Dr. Yates’s journal affords excellent illustrations from the practice of a small town/country doctor in the late nineteenth and very early twentieth centuries.  Although antiseptic regimens were just coming into use, Yates lacked the antibiotics, surgical facilities, and technical appara­tuses, such as x-rays, that would soon revolutionize the medical profession.  His medicines, al­ways carefully described as to formulation and dosage, consisted mainly of narcotics, stimulants, anodynes, and astringents.  He could relieve pain and perform basic manipulations, but he had lit­tle curative power.  Nevertheless Dr. Yates assisted his patients to the best of his knowledge and ability.  The journal shows that he kept up to date with medical literature and that by the later years described here he was aware of the microbe theory of disease, although except for very basic antiseptic precautions he had few weapons at his disposal.

 

A large portion of the journal (pages 66-141) is devoted to an essentially chronological list of Dr.
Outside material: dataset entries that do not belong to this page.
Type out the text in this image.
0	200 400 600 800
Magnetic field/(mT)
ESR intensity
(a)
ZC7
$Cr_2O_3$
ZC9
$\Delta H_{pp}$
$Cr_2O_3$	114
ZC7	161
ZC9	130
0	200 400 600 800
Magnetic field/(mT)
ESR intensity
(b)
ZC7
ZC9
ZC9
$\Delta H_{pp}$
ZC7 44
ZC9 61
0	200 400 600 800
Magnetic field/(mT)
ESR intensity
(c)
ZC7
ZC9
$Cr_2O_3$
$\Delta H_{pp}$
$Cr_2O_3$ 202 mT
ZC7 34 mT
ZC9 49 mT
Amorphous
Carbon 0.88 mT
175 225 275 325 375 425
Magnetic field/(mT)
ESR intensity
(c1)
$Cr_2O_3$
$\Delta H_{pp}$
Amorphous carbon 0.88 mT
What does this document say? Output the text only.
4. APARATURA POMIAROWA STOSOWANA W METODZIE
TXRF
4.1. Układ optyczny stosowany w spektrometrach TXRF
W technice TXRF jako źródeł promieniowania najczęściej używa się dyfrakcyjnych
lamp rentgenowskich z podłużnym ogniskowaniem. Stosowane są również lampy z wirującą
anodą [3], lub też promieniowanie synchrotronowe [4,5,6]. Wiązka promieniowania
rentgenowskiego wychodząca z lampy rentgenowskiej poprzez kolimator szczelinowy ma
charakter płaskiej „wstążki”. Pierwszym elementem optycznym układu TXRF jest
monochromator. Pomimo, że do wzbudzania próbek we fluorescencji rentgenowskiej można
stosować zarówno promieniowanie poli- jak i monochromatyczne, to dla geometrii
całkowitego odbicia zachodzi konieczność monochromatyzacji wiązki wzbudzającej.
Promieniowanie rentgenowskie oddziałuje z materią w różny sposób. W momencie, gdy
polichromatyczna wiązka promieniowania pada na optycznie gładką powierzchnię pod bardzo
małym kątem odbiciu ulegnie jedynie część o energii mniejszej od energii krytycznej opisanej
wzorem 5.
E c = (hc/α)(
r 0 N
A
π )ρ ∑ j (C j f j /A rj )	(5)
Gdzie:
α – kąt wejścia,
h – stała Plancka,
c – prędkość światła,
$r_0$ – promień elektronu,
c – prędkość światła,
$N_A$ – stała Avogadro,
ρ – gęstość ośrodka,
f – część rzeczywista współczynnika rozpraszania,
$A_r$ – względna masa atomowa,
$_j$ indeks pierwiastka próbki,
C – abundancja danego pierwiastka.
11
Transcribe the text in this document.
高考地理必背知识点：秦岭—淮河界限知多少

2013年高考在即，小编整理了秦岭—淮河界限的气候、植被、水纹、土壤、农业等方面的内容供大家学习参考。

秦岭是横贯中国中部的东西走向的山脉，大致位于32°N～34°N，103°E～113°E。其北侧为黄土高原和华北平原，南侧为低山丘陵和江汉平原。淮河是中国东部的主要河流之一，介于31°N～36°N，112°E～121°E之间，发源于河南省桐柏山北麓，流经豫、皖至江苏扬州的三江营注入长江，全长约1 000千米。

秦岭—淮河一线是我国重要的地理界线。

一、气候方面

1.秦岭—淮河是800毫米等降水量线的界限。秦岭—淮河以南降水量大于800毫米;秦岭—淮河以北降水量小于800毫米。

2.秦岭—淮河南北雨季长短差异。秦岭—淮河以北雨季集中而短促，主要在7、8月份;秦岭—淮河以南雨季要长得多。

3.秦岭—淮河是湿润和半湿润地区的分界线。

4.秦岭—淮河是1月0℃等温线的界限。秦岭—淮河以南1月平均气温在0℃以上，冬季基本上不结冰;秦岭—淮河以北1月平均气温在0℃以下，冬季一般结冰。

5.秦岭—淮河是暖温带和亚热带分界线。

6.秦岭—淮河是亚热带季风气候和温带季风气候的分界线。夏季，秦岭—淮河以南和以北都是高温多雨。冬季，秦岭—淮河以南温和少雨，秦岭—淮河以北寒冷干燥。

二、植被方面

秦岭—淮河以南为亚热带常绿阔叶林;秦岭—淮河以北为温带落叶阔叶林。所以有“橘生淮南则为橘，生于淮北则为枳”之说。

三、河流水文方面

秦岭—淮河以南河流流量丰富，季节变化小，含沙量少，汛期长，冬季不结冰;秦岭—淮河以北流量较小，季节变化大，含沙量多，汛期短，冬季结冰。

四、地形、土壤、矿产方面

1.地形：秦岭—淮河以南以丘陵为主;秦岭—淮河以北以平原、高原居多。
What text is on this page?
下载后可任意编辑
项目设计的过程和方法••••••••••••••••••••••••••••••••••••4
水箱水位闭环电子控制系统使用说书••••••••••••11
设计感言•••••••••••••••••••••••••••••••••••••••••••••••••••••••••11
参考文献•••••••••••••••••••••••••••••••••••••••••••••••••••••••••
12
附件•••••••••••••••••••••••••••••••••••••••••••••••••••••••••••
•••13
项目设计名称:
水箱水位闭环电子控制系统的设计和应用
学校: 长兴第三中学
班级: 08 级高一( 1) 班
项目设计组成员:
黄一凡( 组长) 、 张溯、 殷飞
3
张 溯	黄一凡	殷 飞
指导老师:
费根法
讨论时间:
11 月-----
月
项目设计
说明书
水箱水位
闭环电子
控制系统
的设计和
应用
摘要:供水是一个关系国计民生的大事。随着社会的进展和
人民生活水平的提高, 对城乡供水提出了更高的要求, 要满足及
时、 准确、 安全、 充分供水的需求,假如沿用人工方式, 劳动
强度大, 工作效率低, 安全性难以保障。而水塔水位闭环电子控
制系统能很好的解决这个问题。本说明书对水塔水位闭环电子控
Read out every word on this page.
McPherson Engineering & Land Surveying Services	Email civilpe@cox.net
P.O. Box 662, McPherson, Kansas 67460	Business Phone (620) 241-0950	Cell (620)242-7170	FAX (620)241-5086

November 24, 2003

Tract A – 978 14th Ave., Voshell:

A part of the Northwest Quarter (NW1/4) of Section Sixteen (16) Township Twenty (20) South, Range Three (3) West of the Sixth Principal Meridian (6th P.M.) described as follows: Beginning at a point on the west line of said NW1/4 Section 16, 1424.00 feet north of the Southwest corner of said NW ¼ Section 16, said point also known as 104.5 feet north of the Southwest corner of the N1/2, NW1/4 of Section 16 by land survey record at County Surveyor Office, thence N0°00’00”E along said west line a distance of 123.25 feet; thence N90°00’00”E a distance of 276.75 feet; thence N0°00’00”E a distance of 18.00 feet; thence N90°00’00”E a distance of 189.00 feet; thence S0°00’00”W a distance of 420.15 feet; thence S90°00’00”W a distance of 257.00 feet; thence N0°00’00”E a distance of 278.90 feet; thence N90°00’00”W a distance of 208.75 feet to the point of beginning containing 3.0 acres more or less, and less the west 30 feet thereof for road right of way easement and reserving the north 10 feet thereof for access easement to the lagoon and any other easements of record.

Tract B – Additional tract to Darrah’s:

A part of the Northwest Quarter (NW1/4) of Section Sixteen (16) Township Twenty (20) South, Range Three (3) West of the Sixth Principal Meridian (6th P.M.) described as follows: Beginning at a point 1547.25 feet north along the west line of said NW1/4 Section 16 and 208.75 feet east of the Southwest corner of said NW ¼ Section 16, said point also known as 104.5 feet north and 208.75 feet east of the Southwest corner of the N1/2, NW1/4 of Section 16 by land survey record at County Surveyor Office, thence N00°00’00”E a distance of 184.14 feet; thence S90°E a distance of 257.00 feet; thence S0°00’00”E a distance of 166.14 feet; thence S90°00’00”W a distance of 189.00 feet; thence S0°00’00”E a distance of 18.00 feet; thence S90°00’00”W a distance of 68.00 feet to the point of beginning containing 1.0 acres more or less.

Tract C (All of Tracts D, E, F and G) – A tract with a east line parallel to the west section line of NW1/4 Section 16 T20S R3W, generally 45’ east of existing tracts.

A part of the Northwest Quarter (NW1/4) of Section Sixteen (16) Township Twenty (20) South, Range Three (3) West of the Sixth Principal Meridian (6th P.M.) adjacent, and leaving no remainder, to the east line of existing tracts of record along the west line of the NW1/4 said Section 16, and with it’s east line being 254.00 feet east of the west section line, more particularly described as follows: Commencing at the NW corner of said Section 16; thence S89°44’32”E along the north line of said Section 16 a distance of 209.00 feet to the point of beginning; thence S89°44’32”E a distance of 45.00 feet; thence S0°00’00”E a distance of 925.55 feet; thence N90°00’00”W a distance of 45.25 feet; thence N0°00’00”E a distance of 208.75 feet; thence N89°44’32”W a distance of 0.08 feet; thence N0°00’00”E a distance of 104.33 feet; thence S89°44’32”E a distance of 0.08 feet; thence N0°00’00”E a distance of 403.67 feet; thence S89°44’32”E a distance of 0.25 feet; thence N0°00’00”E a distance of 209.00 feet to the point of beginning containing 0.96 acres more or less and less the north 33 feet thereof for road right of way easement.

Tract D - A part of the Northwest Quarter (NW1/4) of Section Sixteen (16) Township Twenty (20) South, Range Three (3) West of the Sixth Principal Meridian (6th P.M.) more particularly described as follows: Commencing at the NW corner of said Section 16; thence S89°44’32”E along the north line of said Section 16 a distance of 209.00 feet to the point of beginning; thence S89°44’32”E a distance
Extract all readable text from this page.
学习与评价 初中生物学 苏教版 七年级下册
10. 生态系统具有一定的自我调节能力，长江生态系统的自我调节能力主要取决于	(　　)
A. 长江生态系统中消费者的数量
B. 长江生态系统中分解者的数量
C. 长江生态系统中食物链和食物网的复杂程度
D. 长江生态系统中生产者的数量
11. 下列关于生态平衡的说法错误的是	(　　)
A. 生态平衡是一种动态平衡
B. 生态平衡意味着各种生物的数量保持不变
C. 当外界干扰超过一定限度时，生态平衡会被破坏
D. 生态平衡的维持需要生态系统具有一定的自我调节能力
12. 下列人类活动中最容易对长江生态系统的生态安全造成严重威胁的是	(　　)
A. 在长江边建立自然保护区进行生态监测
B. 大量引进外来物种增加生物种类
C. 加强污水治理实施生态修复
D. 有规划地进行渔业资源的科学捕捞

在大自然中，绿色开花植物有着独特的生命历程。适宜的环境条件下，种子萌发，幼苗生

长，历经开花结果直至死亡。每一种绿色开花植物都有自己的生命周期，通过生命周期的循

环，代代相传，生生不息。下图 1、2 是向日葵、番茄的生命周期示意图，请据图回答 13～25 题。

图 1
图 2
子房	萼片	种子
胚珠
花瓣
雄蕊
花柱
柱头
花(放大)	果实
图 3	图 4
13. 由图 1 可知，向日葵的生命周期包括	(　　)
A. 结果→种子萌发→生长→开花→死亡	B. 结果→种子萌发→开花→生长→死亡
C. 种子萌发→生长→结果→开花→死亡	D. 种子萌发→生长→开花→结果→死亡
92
Yates’s “calls” to cases of childbirth.  While many accounts are brief (“natural labor male child both did well”), more complicated cases are described in considerable detail.  Without fa­cili­ties for Caesarian surgery, care for premature infants, or treatments of hemorrhages and subse­quent infections, many of these more difficult cases had unhappy endings.  Many instances of self-induced or spontaneous abortions are also noted.

 

The journal has been typescripted, except for a few pages which had nothing to do with Dr. Yates’s practice.  The entries were made in an almost-unused ledger printed for the North Mis­souri Railroad Company.  This journal will be of considerable research value to medical and social historians of the period.